When is the right time to sell your business? This largely depends on the type of business you’re selling, the consistency of the revenue and how long your business has been around.
Perhaps you decided to build an Amazon Affiliate site or an advertising site. This is a crucial decision that will factor into the sale of the business.
Ecommerce businesses, for example, tend to have both high and low sales periods, such as summer or the holiday season. Without an accurate understanding of these trends, you may not be able to sell your business for its true worth. A buyer isn’t going to want to buy your business when sales are low, just to wait around for them to pick up later in the year.
Timing, then, is everything. Fortunately, if your business has a longer track record, you'll have an easier time spotting the trends and helping prospective buyers understand fluctuations in your revenue.
So, determine whether or not seasonality factors into the sale of your business, and time the sale appropriately.
2. Get your financials in order.
Accurate and detailed financial information is essential to the eventual sale of your business.
Any buyer looking to invest in a business is going to want to gain a thorough understanding of its financials. Where is the money flowing? What sources of revenue does it have? It is recurring? What are its biggest expenses? How has the business performed historically?

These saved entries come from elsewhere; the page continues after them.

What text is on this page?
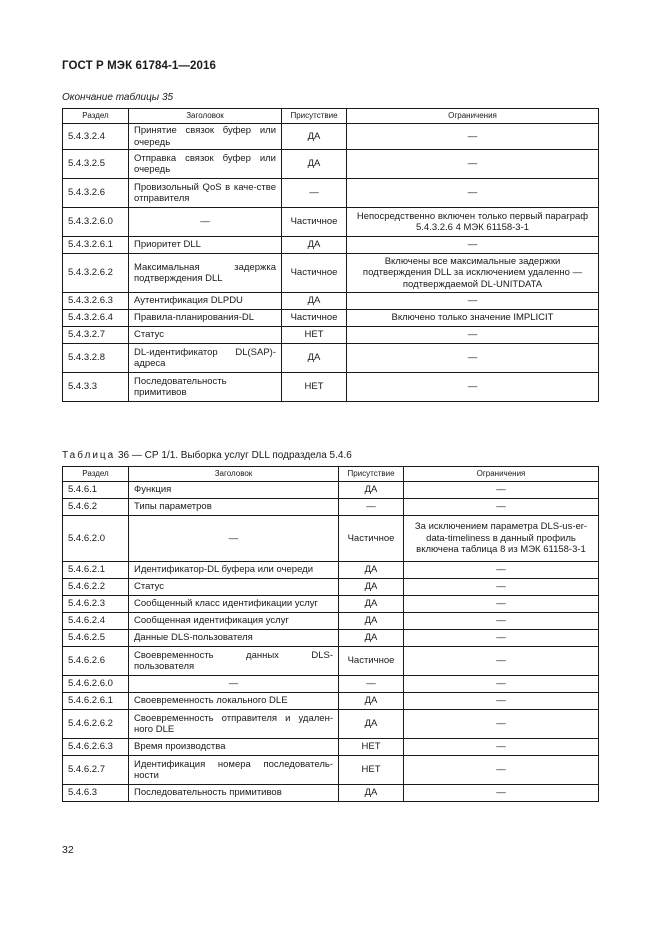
ГОСТ Р МЭК 61784-1—2016
Окончание таблицы 35
Раздел	Заголовок	Присутствие	Ограничения
5.4.3.2.4	Принятие связок буфер или очередь	ДА	—
5.4.3.2.5	Отправка связок буфер или очередь	ДА	—
5.4.3.2.6	Провизольный QoS в каче-стве отправителя	—	—
5.4.3.2.6.0	—	Частичное	Непосредственно включен только первый параграф 5.4.3.2.6 4 МЭК 61158-3-1
5.4.3.2.6.1	Приоритет DLL	ДА	—
5.4.3.2.6.2	Максимальная задержка подтверждения DLL	Частичное	Включены все максимальные задержки подтверждения DLL за исключением удаленно — подтверждаемой DL-UNITDATA
5.4.3.2.6.3	Аутентификация DLPDU	ДА	—
5.4.3.2.6.4	Правила-планирования-DL	Частичное	Включено только значение IMPLICIT
5.4.3.2.7	Статус	НЕТ	—
5.4.3.2.8	DL-идентификатор DL(SAP)-адреса	ДА	—
5.4.3.3	Последовательность примитивов	НЕТ	—
Таблица 36 — СР 1/1. Выборка услуг DLL подраздела 5.4.6
Раздел	Заголовок	Присутствие	Ограничения
5.4.6.1	Функция	ДА	—
5.4.6.2	Типы параметров	—	—
5.4.6.2.0	—	Частичное	За исключением параметра DLS-us-er- data-timeliness в данный профиль включена таблица 8 из МЭК 61158-3-1
5.4.6.2.1	Идентификатор-DL буфера или очереди	ДА	—
5.4.6.2.2	Статус	ДА	—
5.4.6.2.3	Сообщенный класс идентификации услуг	ДА	—
5.4.6.2.4	Сообщенная идентификация услуг	ДА	—
5.4.6.2.5	Данные DLS-пользователя	ДА	—
5.4.6.2.6	Своевременность данных DLS-пользователя	Частичное	—
5.4.6.2.6.0	—	—	—
5.4.6.2.6.1	Своевременность локального DLE	ДА	—
5.4.6.2.6.2	Своевременность отправителя и удален-ного DLE	ДА	—
5.4.6.2.6.3	Время производства	НЕТ	—
5.4.6.2.7	Идентификация номера последователь-ности	НЕТ	—
5.4.6.3	Последовательность примитивов	ДА	—
32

While you aren’t obligated to answer every single question a prospective investor might come to you with, you should have extensive bank statements, spreadsheets and legers documenting the financial history of your business. Good bookkeeping is key.
Buyers are often looking for areas of the business they can improve, which means a spotless record isn’t necessarily going to be an advantage. Nevertheless, recurring and predictable revenue is very attractive to investors, so if your business is subscription-based, and the revenue is generated automatically, this can be a plus.
3. Develop standard operating procedures.
The harder it is to run your business, the more you’re going to limit your potential pool of buyers. Investors are often looking for businesses they can take over and get up and running in short order.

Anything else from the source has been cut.